The tsarist regime’s collapse in 1917 brought turmoil. The new provisional government under Alexander Kerensky at first distrusted the Czechoslovak units, considering them remnants of the old order. But after the Battle of Zborov that July — where Czech troops captured three enemy lines while the rest of the Russian army retreated — attitudes changed. The Czechoslovak Legions expanded rapidly, becoming a disciplined force of tens of thousands.
Then came the Bolshevik Revolution. Agreements to remain neutral and travel east to Vladivostok soon broke down. “At the end of May 1918,” says Jakl, “Trotsky ordered that any Czechoslovak caught with a gun on the Trans-Siberian Railroad be shot on sight.” Local Soviet forces began attacking the legionnaires’ trains; they fought back, capturing city after city along the vast rail line. The Bolsheviks were taken completely by surprise.
The road home — and a legacy that endures
It was during these chaotic months that Eduard Pohanka fell in battle near the village of Kordon in the Ural Mountains on November 8, 1918. Documents from the Military History Institute confirm the place and date of his death.
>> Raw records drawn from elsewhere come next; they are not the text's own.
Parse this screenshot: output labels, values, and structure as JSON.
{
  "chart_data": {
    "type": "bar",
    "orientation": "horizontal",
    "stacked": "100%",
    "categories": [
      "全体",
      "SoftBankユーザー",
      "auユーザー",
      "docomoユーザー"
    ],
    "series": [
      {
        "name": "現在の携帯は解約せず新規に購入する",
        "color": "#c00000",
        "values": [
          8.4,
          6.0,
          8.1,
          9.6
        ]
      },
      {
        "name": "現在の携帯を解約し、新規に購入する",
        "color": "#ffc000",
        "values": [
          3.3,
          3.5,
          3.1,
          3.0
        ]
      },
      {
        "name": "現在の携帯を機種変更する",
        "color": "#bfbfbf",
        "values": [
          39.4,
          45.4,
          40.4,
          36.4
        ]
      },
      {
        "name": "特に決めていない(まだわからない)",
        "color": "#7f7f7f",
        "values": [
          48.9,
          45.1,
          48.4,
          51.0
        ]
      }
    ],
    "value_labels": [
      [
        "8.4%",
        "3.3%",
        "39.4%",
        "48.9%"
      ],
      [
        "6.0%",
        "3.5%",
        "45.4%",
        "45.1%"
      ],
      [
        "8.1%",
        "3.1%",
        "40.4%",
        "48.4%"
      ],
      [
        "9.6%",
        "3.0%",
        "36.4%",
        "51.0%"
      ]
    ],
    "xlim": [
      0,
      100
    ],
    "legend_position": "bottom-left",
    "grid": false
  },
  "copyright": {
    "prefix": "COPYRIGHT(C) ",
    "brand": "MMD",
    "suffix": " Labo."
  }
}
He was one of more than 4,000 legionnaires who never returned home.
The legions held the Trans-Siberian Railroad for nearly two years, controlling much of Siberia and securing the evacuation of some 70,000 Czechs and Slovaks through Vladivostok. By the spring of 1920, most had reached Europe — some via America, others through Asia and the Suez Canal to Trieste, then by train to their new country: Czechoslovakia.
Eduard Pohanka did not live to see the nation whose freedom he helped win. But like thousands of others, he left behind a proud legacy — one that lives on in the plaques, cemeteries, and family stories scattered across Czech towns and villages.
This Czechast special brings back the original Radio Prague International report that tells his story — and that of the legionnaires whose courage and sacrifice helped shape the history of modern Czechia.